Por José Luis Soto Espinosa

La Ciudad de México es origen de la desaparición forzada, del crimen que se acentúa cada vez más y que se oculta tras eufemismos. Esta es la historia oscura:

En la Ciudad de México hay al menos 6,127 personas desaparecidas y no localizadas de acuerdo con datos oficiales de la Comisión Nacional de Búsqueda de Personas.

El primer registro data del año 1964, cinco años antes de lo que hasta hace poco era considerado el primer caso de desaparición forzada registrado a nivel nacional. Es el caso del profesor guerrerense, Epifanio Avilés Rojas, detenido-desaparecido el 19 de mayo de 1969.

Las desapariciones forzadas estuvieron asociadas a una política de contrainsurgencia implementada por el Estado mexicano durante más de tres décadas. Su objetivo era aniquilar a las disidencias estudiantiles, obreras, campesinas y populares a nivel nacional.

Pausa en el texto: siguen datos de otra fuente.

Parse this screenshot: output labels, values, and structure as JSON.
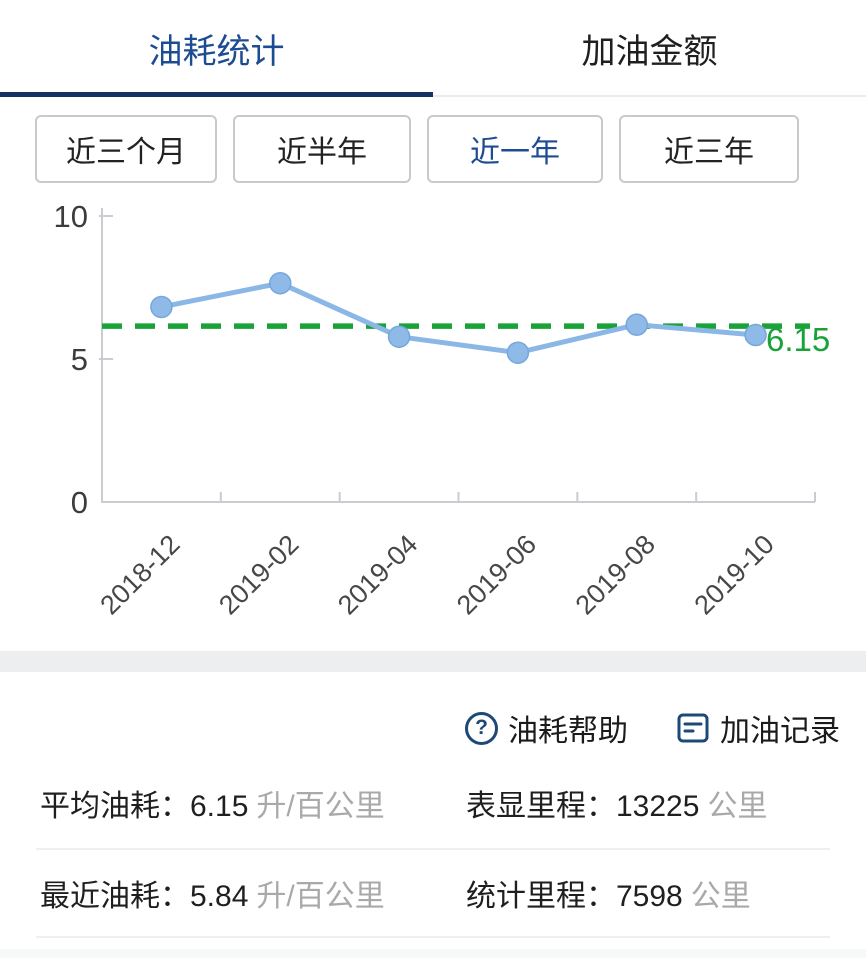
{
  "tabs": [
    {
      "label": "油耗统计",
      "active": true
    },
    {
      "label": "加油金额",
      "active": false
    }
  ],
  "range_buttons": [
    {
      "label": "近三个月",
      "selected": false
    },
    {
      "label": "近半年",
      "selected": false
    },
    {
      "label": "近一年",
      "selected": true
    },
    {
      "label": "近三年",
      "selected": false
    }
  ],
  "chart_data": {
    "type": "line",
    "title": "",
    "xlabel": "",
    "ylabel": "",
    "x": [
      "2018-12",
      "2019-02",
      "2019-04",
      "2019-06",
      "2019-08",
      "2019-10"
    ],
    "values": [
      6.82,
      7.65,
      5.78,
      5.22,
      6.2,
      5.84
    ],
    "ylim": [
      0,
      10
    ],
    "yticks": [
      0,
      5,
      10
    ],
    "grid": false,
    "legend": "none",
    "average_line": {
      "value": 6.15,
      "label": "6.15",
      "color": "#18a238",
      "style": "dashed"
    },
    "line_color": "#8ab7e6",
    "point_color": "#8fbae8",
    "point_edge_color": "#74a7db",
    "axis_color": "#c9cdd1"
  },
  "links": {
    "help": {
      "icon": "question-circle-icon",
      "icon_glyph": "?",
      "label": "油耗帮助"
    },
    "records": {
      "icon": "document-icon",
      "label": "加油记录"
    }
  },
  "stats": {
    "rows": [
      {
        "cells": [
          {
            "label": "平均油耗：",
            "value": "6.15",
            "unit": "升/百公里"
          },
          {
            "label": "表显里程：",
            "value": "13225",
            "unit": "公里"
          }
        ]
      },
      {
        "cells": [
          {
            "label": "最近油耗：",
            "value": "5.84",
            "unit": "升/百公里"
          },
          {
            "label": "统计里程：",
            "value": "7598",
            "unit": "公里"
          }
        ]
      }
    ]
  },
  "colors": {
    "accent_blue": "#1d4c92",
    "underline_navy": "#16335f",
    "icon_navy": "#1d4977",
    "green": "#18a238",
    "unit_gray": "#a9a9a9"
  }
}
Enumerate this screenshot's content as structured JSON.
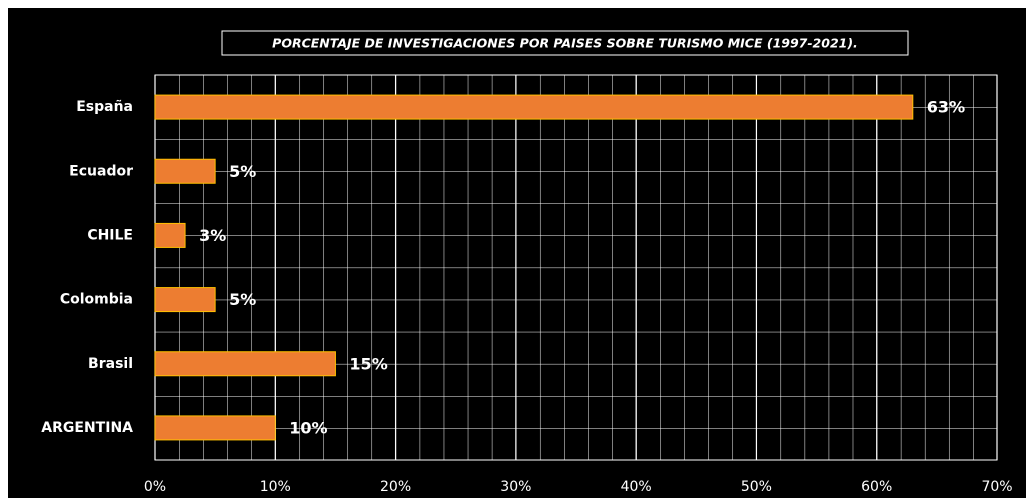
{
  "chart_data": {
    "type": "hbar",
    "title": "PORCENTAJE DE INVESTIGACIONES POR PAISES SOBRE TURISMO MICE (1997-2021).",
    "categories": [
      "España",
      "Ecuador",
      "CHILE",
      "Colombia",
      "Brasil",
      "ARGENTINA"
    ],
    "values": [
      63,
      5,
      2.5,
      5,
      15,
      10
    ],
    "value_labels": [
      "63%",
      "5%",
      "3%",
      "5%",
      "15%",
      "10%"
    ],
    "color": "#ed7d31",
    "xlim": [
      0,
      70
    ],
    "xticks": [
      {
        "value": 0,
        "label": "0%"
      },
      {
        "value": 10,
        "label": "10%"
      },
      {
        "value": 20,
        "label": "20%"
      },
      {
        "value": 30,
        "label": "30%"
      },
      {
        "value": 40,
        "label": "40%"
      },
      {
        "value": 50,
        "label": "50%"
      },
      {
        "value": 60,
        "label": "60%"
      },
      {
        "value": 70,
        "label": "70%"
      }
    ],
    "grid": true
  }
}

La Ciudad de México fue el epicentro de las desapariciones. Esta política se planificó e implementó desde instalaciones policiales, judiciales y militares alojadas en el entonces Distrito Federal. Algunos de estos lugares funcionaron como centros clandestinos de detención y tortura para personas detenidas de todo el país.

Sin embargo, el número de estos delitos en la capital del país no resulta tan significativo: De 1964 a 1990 se registraron 117 desapariciones forzadas en la capital, un promedio de 4.5 cada año. Lo atroz no es el número, es que desde ahí se construyó un crimen.

Los años noventa del siglo pasado fueron una década de transformaciones radicales para la Ciudad de México. En esa década apareció una fuerte agitación política que caracteriza a la capital del país.

Surgió una creciente democratización de su vida pública que hizo posible, en 1997, que los capitalinos eligiéramos a nuestros representantes locales. También permitió que la izquierda electoral llegara al poder.

Durante los años noventa se registraron 34 casos de personas desaparecidas, que, sin ser una cifra menor, deja ver los retos y las necesidades de un cambio en la estrategia de gobierno y seguridad que se impulsaba en la ciudad.

Comenzando el nuevo milenio, los casos de personas desaparecidas y no localizadas en el entonces Distrito Federal rondaron entre los 5 y 8 registros por año hasta el 2008. En 201’9 presentaron un repunte de 74 casos, un año después 47 registros y en 2011 se documentaron 210 casos, cifra que casi duplicó el total de casos presentados desde 1964.

Si bien los datos revelan una leve disminución de este fenómeno de 2012 a 2018, con un promedio 65 reportes anuales, a partir de 2019 los casos de personas desaparecidas y no localizadas en la Ciudad de México se cuentan por centenares: 525 casos en 2019, 798 personas desaparecidas en 2023 y 551 casos en lo que va de 2026.

Este cambio puede explicarse, parcialmente, por las reformas en la normatividad y en mayor eficiencia en la construcción de los registros.

Sin embargo, las causas detrás de las desapariciones son variadas y están asociadas a la presencia de grupos criminales, redes de trata de personas y explotación sexual, violencia de género, reclutamiento forzado y en algunos casos, a la implementación de una estrategia punitiva de seguridad.

En 2019 se crearon instituciones como la Comisión de Búsqueda de Personas de la Ciudad de México, que desde el año pasado cuenta con un nuevo equipo de especialistas que miran al pasado para entender cómo llegamos a la crisis de desapariciones que enfrenta hoy la ciudad.

Porque para comprender el reclamo de los colectivos de familiares que salieron a protestar en las últimas semanas, y dimensionar la magnitud de esta crisis, no basta con compararnos con las experiencias de otros estados. Es necesario mirar atrás, hacer memoria y comenzar a reflexionar por qué se registran más desapariciones en un año que en tres décadas de violencia de Estado.

Comenzar a solucionar esta problemática implica reconstruir los puentes de diálogo, y analizar cómo este reto, que parece nuevo en la historia reciente de la Ciudad de México, está anclado a su historia política, dinámica económica y papel estratégico que le toca jugar como capital de un país marcado por la violencia y la impunidad.